In terzo luogo, la maggior parte delle discussioni e analisi sull’educazione umanistica degli adulti si sono spostate verso gli Stati Uniti (Pearson e Podeschi, 1999), e sono state generalmente radicate nella società e nella cultura in cui prevale un orientamento culturale individualistico. Ad esempio, i paradigmi umanistici dell’educazione degli adulti come l’autonomia dell’individuo, che è riconosciuto dagli individui pienamente funzionanti di Rogers, dagli adulti autorealizzanti di Maslow, dall’andragogia e dall’apprendimento autonomo di Knowles (1975, 1980) e auto-diretto Contesto nordamericano. Gli aspetti relazionali e sociali del concetto confuciano di sé e della tradizione umanistica hanno potenziali implicazioni per l’educazione degli adulti in generale, in particolare quelli nelle culture e società non individualiste. Confucio credeva che una persona fosse un essere sociale che interagisce sempre con gli altri. “È impossibile associarsi con uccelli e animali, come se fossero gli stessi con noi. Se non mi associo a queste persone, – all’umanità, – con chi dovrei

associato ”(Analects of Confucius 18: 6; trans. di Legge, 1979)? In breve, l’enfasi di Confucio sulla famiglia come unità sociale di base, le relazioni umane, i doveri e gli obblighi, jen e li

verso gli altri, la pace e l’armonia con gli altri e la natura, e diventare veramente umani attraverso l’auto-coltivazione e l’apprendimento si riflette in una preoccupazione allargata per l’uomo e per la società.

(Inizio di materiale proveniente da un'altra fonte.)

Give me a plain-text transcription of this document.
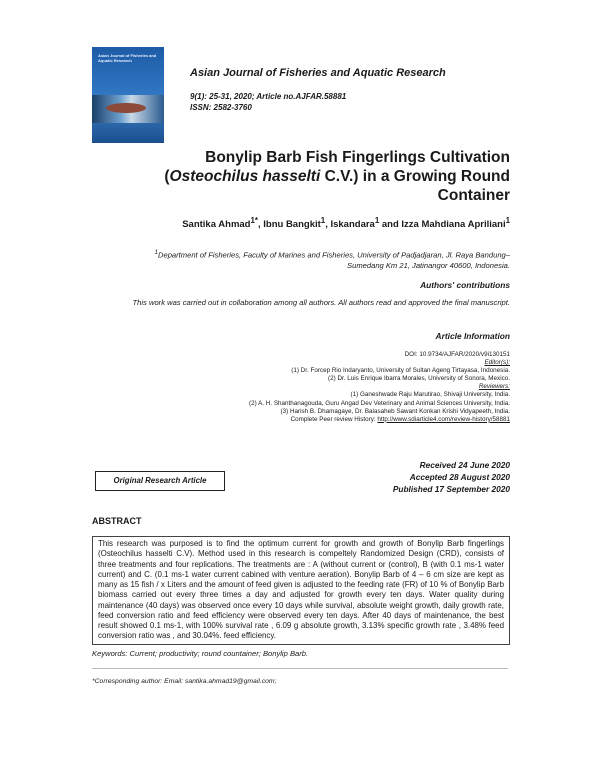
Asian Journal of Fisheries and Aquatic Research
Asian Journal of Fisheries and Aquatic Research
9(1): 25-31, 2020; Article no.AJFAR.58881
ISSN: 2582-3760
Bonylip Barb Fish Fingerlings Cultivation
(Osteochilus hasselti C.V.) in a Growing Round
Container
Santika Ahmad$^{1*}$, Ibnu Bangkit$^1$, Iskandara$^1$ and Izza Mahdiana Apriliani$^1$
$^1$Department of Fisheries, Faculty of Marines and Fisheries, University of Padjadjaran, Jl. Raya Bandung–Sumedang Km 21, Jatinangor 40600, Indonesia.
Authors' contributions
This work was carried out in collaboration among all authors. All authors read and approved the final manuscript.
Article Information
DOI: 10.9734/AJFAR/2020/v9i130151
Editor(s):
(1) Dr. Forcep Rio Indaryanto, University of Sultan Ageng Tirtayasa, Indonesia.
(2) Dr. Luis Enrique Ibarra Morales, University of Sonora, Mexico.
Reviewers:
(1) Ganeshwade Raju Marutirao, Shivaji University, India.
(2) A. H. Shanthanagouda, Guru Angad Dev Veterinary and Animal Sciences University, India.
(3) Harish B. Dhamagaye, Dr. Balasaheb Sawant Konkan Krishi Vidyapeeth, India.
Complete Peer review History: http://www.sdiarticle4.com/review-history/58881
Original Research Article
Received 24 June 2020
Accepted 28 August 2020
Published 17 September 2020
ABSTRACT
This research was purposed is to find the optimum current for growth and growth of Bonylip Barb fingerlings (Osteochilus hasselti C.V). Method used in this research is compeltely Randomized Design (CRD), consists of three treatments and four replications. The treatments are : A (without current or (control), B (with 0.1 ms-1 water current) and C. (0.1 ms-1 water current cabined with venture aeration). Bonylip Barb of 4 – 6 cm size are kept as many as 15 fish / x Liters and the amount of feed given is adjusted to the feeding rate (FR) of 10 % of Bonylip Barb biomass carried out every three times a day and adjusted for growth every ten days. Water quality during maintenance (40 days) was observed once every 10 days while survival, absolute weight growth, daily growth rate, feed conversion ratio and feed efficiency were observed every ten days. After 40 days of maintenance, the best result showed 0.1 ms-1, with 100% survival rate , 6.09 g absolute growth, 3.13% specific growth rate , 3.48% feed conversion ratio was , and 30.04%. feed efficiency.
Keywords: Current; productivity; round countainer; Bonylip Barb.
*Corresponding author: Email: santika.ahmad19@gmail.com;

In quarto luogo, infine, comprendere il confucianesimo può aiutare gli educatori e i professionisti che insegnano agli studenti adulti provenienti da culture influenzate da Confuciani o che pianificano programmi educativi per loro di fronte alla crescente diversità culturale e alla complessità. La comprensione delle basi filosofiche delle tradizioni confuciane può anche aiutare a ridurre i conflitti tra le diverse visioni culturali in termini di apprendimento e insegnamento.